Judges have discretion on whether to award indemnity costs in cases which fall out of the protocol and there is then late acceptance of a part 36 offer, a circuit judge has ruled.
Though Her Honour Judge Walden-Smith hinted that she did not agree with the decision of Deputy District Judge Lenon QC in not awarding indemnity costs when the offer was accepted 19 months late because of “litigation nerves”, she said it was within the reasonable exercise of his discretion.
The case involved a road traffic accident that fell out of the portal because liability was not admitted. The costs dispute centred around a part 36 offer made by the claimant in November 2014, which was not accepted until a week before trial in June 2016.
The solicitor for the defendant explained the late change of heart on the basis that it was close to trial and that it was a serious and taxing ordeal for the defendant to go through. Counsel for the claimant pointed out that this was not a proper explanation, because the nature of the trial and the fact that litigation could be an ordeal was obvious from the outset.
The claimant sought £2,372 in fixed recoverable costs up to the expiry of the part 36 offer and £5,534 on the indemnity basis for the period thereafter, a total of £7,906.
At first instance, the DDJ awarded fixed costs for the whole period, and found that the criteria for making an order for indemnity costs had not been made out as there was nothing which took the case out of the norm.
The claimant argued that because the offer was accepted so late, she incurred substantial costs in preparation for the trial, which as a result of the DDJ’s ruling fell on her and reduced or wiped out the damages recovered.
On appeal, Her Honour Judge Walden-Smith said: “To put in summary form, the claimant contends that such an outcome offends against fairness and encourages parties to delay in settling matters as the consequences of delaying until (almost) the eve of trial is to load the costs upon the claimant who is likely to have a conditional fee arrangement that results in there being a higher success fee closer to trial which will reduce the damages in fact recovered.
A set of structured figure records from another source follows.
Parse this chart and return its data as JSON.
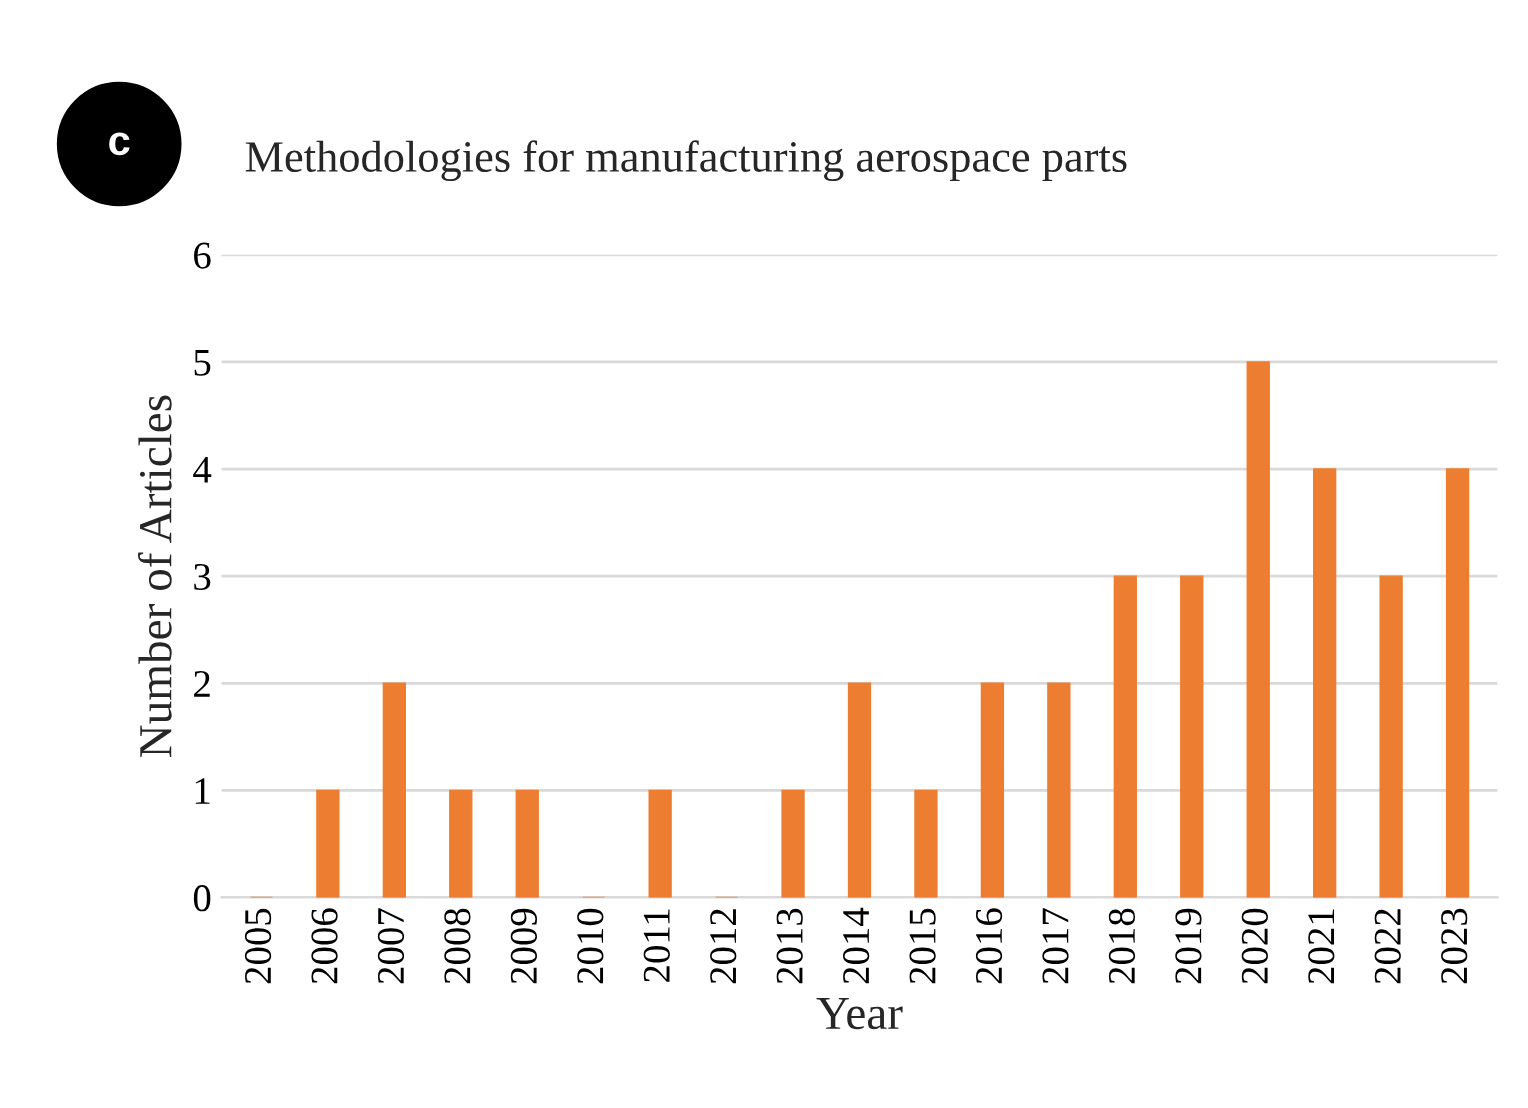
{
  "chart_data": {
    "type": "bar",
    "title": "Methodologies for manufacturing aerospace parts",
    "xlabel": "Year",
    "ylabel": "Number of Articles",
    "categories": [
      "2005",
      "2006",
      "2007",
      "2008",
      "2009",
      "2010",
      "2011",
      "2012",
      "2013",
      "2014",
      "2015",
      "2016",
      "2017",
      "2018",
      "2019",
      "2020",
      "2021",
      "2022",
      "2023"
    ],
    "values": [
      0,
      1,
      2,
      1,
      1,
      0,
      1,
      0,
      1,
      2,
      1,
      2,
      2,
      3,
      3,
      5,
      4,
      3,
      4
    ],
    "color": "#ed7d31",
    "ylim": [
      0,
      6
    ],
    "yticks": [
      0,
      1,
      2,
      3,
      4,
      5,
      6
    ],
    "grid": "y",
    "legend": false,
    "annotations": [
      "c"
    ]
  }
}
“The defendant who waits until the last moment to accept the claimant’s part 36 offer can accept out of time knowing that it will only be liable for a proportionate contribution towards the claimant’s costs.”
The judge concluded that CPR 36.10 was clear that if the offer was accepted late, then costs would be fixed up to the point it expired and then assessed until the date of acceptance.
“Whether those costs are standard or indemnity is a matter for the discretion of the judge. In my judgment, the rule creates neither a presumption in favour of costs being on the standard basis or on the indemnity basis.
“The rules committee would have been very well aware of the infinite variety of circumstances surrounding the late acceptance of a part 36 offer and, while acceptance within the relevant period can be given a clear direction as to the consequences, the rules relating to late acceptance deliberately remain silent (in my view deliberately) so as to give the Judge determining the issue (if there is lack of agreement) a wide discretion to do that which he considers appropriate in all the circumstances of the case.”
While the DDJ had been wrong to award fixed costs only, his decision on indemnity costs was not one that could properly be said to be outside a proper exercise of discretion, HHJ Walden-Smith said, even though another judge may have come to a different conclusion.
Costs Lawyer Jonathan Frith, costs manager at the claimant’s solicitors, Winns, said: “Fixed costs do not provide adequate compensation where a defendant accepts a part 36 offer, sometimes months outside of the relevant period.
“While I understand and appreciate the swings and roundabouts approach of fixed costs, it is common knowledge that these sums do not represent the full legal spend of a party. Claimants should not be prejudiced, financially or otherwise, for making sensible offers to settle early on in proceedings. This decision outlines that assessed costs are appropriate in circumstances where part 36 offers are accepted out of time. We welcome this.”